Does anyone know if the diesel engin in the 2000 had an upgrade from the 1999 model? I'm looking at new trucks or used 99's and was told by someone at a ford dealership that there was. He did not give me any details on it.


----------



## GeoffD (Dec 21, 1999)

Ok I own a few ford 7.3 PS. They will make some minor changes in the engine from year to year, but nothing to big. In 1999 they made a big change when they made the Power Stroke a Direct Injection model, i think prior to 99 it wasn't direct injection. They are a good strong motor plenty of power. I will be up front with you the 7.3 is a big motor and isn't as good on diesel as the the chevy 6.5 or dodge 5.9. Only you will out power the chevy in dodge in my mind, but i could be wrong.
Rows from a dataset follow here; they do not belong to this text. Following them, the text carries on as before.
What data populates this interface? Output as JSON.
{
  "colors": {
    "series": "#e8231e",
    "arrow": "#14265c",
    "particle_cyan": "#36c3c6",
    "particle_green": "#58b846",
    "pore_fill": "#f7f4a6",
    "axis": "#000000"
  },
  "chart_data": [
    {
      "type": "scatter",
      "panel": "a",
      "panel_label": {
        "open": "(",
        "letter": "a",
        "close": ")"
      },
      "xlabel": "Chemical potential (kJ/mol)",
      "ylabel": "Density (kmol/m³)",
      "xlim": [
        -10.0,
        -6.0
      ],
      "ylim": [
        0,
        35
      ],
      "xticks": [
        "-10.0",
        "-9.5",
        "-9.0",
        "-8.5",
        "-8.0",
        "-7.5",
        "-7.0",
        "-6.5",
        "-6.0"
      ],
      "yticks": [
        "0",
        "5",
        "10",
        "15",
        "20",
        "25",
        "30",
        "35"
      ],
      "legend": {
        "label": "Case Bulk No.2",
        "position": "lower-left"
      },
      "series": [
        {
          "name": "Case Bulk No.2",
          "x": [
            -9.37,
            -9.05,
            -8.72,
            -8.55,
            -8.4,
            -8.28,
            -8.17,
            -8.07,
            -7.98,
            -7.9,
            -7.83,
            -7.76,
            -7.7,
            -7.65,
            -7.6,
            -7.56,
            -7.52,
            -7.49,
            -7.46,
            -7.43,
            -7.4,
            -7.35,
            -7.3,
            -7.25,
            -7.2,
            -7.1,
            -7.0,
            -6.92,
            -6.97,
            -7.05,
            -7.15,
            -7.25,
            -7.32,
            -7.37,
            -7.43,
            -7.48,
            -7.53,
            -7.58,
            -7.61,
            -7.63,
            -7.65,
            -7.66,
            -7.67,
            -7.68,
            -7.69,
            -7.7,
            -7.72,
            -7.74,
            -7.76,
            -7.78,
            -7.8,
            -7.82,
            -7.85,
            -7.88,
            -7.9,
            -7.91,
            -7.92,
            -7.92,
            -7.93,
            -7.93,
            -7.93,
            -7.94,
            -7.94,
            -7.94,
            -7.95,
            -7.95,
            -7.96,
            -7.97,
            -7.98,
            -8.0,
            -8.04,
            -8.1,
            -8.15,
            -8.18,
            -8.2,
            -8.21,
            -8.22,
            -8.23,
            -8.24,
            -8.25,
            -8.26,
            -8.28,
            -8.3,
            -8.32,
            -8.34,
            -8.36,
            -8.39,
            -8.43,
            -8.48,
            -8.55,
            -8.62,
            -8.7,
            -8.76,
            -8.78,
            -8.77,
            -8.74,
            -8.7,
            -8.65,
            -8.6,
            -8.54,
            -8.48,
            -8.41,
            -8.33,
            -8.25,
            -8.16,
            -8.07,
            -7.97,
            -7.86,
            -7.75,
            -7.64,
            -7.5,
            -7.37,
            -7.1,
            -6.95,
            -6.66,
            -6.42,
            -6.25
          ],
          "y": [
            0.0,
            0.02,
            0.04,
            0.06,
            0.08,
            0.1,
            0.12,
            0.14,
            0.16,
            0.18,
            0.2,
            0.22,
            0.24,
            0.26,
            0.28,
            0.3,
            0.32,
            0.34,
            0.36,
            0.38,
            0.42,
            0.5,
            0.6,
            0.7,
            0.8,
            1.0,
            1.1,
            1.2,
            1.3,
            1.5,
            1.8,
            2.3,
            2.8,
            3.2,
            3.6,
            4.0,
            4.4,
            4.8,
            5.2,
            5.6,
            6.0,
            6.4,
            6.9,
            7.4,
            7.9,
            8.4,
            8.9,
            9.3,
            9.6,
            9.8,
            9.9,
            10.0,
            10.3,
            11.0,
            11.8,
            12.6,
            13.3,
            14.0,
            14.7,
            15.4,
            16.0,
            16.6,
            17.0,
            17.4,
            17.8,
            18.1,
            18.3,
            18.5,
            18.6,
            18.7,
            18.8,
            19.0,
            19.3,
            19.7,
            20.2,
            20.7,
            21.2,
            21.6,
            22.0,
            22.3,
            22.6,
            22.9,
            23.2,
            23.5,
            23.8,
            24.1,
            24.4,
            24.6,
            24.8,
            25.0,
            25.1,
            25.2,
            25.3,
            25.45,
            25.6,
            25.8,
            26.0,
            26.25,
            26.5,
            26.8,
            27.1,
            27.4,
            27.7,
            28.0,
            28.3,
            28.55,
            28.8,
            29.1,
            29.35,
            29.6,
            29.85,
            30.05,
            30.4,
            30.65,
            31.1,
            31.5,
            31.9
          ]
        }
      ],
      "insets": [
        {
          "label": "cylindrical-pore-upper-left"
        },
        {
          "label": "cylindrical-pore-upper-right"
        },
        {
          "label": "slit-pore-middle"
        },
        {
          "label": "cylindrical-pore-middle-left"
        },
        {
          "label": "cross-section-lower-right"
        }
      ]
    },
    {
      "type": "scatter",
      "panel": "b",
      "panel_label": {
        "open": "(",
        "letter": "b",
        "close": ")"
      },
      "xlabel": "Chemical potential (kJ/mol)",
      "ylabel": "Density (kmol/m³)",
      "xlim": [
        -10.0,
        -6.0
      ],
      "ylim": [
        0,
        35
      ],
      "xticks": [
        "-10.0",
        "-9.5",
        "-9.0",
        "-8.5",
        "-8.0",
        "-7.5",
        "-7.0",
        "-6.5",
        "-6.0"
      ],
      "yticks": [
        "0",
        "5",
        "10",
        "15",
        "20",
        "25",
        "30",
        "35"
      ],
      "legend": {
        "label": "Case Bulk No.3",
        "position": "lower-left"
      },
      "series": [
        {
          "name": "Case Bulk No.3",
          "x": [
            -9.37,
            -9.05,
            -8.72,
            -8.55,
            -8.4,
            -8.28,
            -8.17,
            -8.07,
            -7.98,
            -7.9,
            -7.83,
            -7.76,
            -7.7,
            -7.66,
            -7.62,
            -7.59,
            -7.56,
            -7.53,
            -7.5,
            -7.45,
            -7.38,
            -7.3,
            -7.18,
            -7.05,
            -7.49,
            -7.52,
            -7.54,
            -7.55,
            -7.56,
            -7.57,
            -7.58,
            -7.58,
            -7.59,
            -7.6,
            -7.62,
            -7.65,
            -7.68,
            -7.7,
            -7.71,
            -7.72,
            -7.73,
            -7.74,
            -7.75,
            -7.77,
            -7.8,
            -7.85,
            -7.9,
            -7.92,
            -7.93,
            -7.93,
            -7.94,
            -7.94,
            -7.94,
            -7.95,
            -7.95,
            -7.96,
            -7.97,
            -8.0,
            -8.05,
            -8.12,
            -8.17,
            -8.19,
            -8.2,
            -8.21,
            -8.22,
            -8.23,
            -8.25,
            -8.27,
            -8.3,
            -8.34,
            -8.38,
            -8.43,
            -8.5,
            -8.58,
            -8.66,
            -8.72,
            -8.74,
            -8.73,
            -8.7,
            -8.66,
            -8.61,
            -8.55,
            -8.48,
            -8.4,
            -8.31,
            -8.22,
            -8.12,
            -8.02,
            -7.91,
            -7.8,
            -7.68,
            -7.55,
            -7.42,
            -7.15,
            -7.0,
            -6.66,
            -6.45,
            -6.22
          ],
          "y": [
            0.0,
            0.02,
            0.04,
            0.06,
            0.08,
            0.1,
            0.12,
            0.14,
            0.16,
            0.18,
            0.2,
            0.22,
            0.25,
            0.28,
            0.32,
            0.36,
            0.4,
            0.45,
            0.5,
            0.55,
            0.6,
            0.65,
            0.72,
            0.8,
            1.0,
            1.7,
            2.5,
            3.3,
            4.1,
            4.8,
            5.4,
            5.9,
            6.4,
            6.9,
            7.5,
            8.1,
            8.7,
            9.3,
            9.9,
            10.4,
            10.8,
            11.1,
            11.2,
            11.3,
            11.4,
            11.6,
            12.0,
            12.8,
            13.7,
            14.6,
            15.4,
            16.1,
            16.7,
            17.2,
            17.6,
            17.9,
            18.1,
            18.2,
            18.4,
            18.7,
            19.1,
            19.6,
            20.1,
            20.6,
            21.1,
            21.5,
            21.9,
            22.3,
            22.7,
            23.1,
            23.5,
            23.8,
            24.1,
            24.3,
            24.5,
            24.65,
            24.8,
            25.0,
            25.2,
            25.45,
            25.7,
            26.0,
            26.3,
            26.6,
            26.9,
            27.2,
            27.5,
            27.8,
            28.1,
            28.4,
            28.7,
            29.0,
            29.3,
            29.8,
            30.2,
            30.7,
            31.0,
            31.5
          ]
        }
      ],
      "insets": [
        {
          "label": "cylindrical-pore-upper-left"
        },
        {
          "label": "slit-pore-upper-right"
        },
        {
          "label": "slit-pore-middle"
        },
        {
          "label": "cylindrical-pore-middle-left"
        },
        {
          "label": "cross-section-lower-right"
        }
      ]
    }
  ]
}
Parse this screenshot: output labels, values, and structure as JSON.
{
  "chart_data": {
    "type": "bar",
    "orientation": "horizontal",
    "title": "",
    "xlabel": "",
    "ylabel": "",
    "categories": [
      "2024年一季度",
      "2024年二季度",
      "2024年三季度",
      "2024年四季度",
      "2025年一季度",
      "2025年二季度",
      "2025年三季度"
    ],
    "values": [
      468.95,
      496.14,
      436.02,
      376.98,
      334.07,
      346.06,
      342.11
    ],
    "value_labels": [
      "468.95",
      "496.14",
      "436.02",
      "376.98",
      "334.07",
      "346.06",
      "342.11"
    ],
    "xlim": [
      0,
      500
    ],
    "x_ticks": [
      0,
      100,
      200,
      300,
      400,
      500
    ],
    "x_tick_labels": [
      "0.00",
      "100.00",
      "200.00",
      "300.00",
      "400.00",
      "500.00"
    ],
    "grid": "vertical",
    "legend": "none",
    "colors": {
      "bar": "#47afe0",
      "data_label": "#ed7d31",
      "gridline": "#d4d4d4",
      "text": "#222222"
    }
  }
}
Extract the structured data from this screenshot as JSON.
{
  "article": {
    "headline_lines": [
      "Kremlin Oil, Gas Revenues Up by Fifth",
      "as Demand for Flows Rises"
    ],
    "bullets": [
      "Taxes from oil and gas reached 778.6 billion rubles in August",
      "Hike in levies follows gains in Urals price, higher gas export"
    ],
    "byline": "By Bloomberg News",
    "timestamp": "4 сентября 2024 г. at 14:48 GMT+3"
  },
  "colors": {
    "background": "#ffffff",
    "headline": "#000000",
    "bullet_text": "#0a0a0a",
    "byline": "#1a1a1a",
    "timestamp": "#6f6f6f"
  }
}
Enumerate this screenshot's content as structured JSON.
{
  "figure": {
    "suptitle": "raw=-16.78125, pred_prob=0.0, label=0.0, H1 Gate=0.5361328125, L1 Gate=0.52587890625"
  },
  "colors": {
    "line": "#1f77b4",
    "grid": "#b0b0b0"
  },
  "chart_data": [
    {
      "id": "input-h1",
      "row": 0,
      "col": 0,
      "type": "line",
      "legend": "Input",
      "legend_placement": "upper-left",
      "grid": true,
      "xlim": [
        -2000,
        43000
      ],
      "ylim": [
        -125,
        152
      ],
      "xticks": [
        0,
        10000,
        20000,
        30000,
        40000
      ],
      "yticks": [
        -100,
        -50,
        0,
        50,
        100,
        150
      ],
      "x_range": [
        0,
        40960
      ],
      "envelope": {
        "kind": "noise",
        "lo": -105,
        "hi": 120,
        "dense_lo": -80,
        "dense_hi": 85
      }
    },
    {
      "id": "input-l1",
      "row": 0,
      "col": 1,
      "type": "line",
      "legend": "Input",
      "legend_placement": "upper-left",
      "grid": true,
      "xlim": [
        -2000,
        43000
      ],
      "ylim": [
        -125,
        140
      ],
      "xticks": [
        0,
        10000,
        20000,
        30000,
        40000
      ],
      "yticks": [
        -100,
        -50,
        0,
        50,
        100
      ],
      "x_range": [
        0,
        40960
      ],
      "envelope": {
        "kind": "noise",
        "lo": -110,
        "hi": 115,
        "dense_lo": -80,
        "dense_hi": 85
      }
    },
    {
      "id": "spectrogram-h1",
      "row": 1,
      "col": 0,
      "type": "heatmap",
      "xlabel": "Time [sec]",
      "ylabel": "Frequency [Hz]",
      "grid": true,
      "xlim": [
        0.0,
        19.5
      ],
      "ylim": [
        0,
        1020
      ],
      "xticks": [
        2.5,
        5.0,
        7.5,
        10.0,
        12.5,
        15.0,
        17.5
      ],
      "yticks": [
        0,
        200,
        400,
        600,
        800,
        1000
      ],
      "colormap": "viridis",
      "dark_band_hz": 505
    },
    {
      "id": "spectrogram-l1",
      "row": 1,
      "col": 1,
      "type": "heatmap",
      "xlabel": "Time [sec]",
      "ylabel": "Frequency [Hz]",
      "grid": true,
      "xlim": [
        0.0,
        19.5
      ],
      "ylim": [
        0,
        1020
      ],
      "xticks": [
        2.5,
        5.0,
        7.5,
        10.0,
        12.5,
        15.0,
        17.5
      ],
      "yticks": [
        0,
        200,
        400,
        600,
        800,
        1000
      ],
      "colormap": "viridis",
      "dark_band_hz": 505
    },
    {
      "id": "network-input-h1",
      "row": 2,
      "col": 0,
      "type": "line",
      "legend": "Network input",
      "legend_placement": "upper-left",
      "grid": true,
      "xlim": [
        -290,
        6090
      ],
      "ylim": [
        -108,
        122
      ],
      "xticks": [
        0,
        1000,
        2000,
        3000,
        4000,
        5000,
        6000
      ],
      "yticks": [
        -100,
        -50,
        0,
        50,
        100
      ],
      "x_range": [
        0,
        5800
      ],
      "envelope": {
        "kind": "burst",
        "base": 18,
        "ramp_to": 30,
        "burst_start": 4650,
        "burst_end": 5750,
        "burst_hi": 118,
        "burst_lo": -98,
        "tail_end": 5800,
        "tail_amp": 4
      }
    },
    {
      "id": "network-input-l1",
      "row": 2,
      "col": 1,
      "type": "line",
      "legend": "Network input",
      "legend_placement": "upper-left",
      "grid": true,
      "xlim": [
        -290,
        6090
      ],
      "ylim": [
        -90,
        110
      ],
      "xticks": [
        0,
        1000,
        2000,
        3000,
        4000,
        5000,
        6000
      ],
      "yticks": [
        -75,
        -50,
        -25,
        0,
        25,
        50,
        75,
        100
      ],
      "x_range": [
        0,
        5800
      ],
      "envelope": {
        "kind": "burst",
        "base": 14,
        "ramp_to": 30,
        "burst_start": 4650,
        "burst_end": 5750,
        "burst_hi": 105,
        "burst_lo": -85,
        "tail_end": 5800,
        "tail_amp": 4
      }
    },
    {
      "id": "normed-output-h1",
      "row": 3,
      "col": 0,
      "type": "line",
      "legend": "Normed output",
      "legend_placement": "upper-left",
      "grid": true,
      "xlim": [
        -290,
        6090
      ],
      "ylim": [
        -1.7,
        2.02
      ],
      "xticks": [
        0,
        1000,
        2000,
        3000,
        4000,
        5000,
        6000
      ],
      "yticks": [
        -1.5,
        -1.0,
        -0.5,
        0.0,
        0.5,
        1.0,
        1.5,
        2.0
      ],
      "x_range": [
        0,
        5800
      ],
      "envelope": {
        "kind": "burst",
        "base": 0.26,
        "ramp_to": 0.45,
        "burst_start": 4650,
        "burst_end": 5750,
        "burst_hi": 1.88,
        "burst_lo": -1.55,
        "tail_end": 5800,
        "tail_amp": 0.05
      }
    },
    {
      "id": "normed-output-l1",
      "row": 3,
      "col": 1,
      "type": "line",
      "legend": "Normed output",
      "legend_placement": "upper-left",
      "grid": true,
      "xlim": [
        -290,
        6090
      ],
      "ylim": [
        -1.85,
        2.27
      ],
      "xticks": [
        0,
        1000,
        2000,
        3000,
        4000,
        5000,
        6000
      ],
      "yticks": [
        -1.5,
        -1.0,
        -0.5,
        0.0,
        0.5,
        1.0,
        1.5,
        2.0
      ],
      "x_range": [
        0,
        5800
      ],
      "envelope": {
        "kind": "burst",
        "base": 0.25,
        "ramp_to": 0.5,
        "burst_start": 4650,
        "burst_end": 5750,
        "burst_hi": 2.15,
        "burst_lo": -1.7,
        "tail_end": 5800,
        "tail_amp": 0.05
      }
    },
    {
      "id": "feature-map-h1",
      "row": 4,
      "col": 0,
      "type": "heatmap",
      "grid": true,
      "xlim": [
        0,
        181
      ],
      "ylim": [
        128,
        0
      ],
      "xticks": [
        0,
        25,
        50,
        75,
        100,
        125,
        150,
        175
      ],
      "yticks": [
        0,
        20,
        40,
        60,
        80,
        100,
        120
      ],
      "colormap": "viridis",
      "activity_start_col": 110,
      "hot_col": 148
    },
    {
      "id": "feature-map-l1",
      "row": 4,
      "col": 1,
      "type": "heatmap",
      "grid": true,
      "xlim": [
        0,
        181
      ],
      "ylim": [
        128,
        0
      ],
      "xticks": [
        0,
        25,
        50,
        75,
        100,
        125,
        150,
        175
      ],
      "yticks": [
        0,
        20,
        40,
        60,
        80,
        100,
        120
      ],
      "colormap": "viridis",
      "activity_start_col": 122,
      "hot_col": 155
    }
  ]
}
It's a good motor in a good truck and it will tow well, and do anything else ya want.

Geoff


----------



## plowking35 (Dec 21, 1999)

You can upgrade later this year to the new 6.6 duramax from gm.LOL Geoff that one is for you.
Their is an abundace of info available from
www.forddiesel.com
try them out, I know alot of people that have installed a power kit on 99-00 PS. Dont know what that is but I drove a 2000 on monday and untill 2200 rpm is what dog. the power kit is supposed to improve that.
Dino

----------
Professional Ice and Snow Management 
Products:Services:Equipment www.sima.org


----------



## GeoffD (Dec 21, 1999)

Dino when you test drove that F 350 it was empty right? All i know is when i need power from the 7.3 it's there, it will haul and tow with no problem. I just don't see how you can judge power by driving the truck empty but i can be wrong. It does have power thats for sure, when ya need it it's there. Hey they put that engine in a 650 and 750 so they must do something, only they put the cummings 5.9 in there too so go figure, thats why i have the cat 3126 in my 650.
Oh yea it's got an alison trans, push button.
Geoff


----------



## Guest (Mar 2, 2000)

I have a 95 f350 ps with the di in it and it does not sound anything like the new ones so I am thinking the beefed them up

LiVe


----------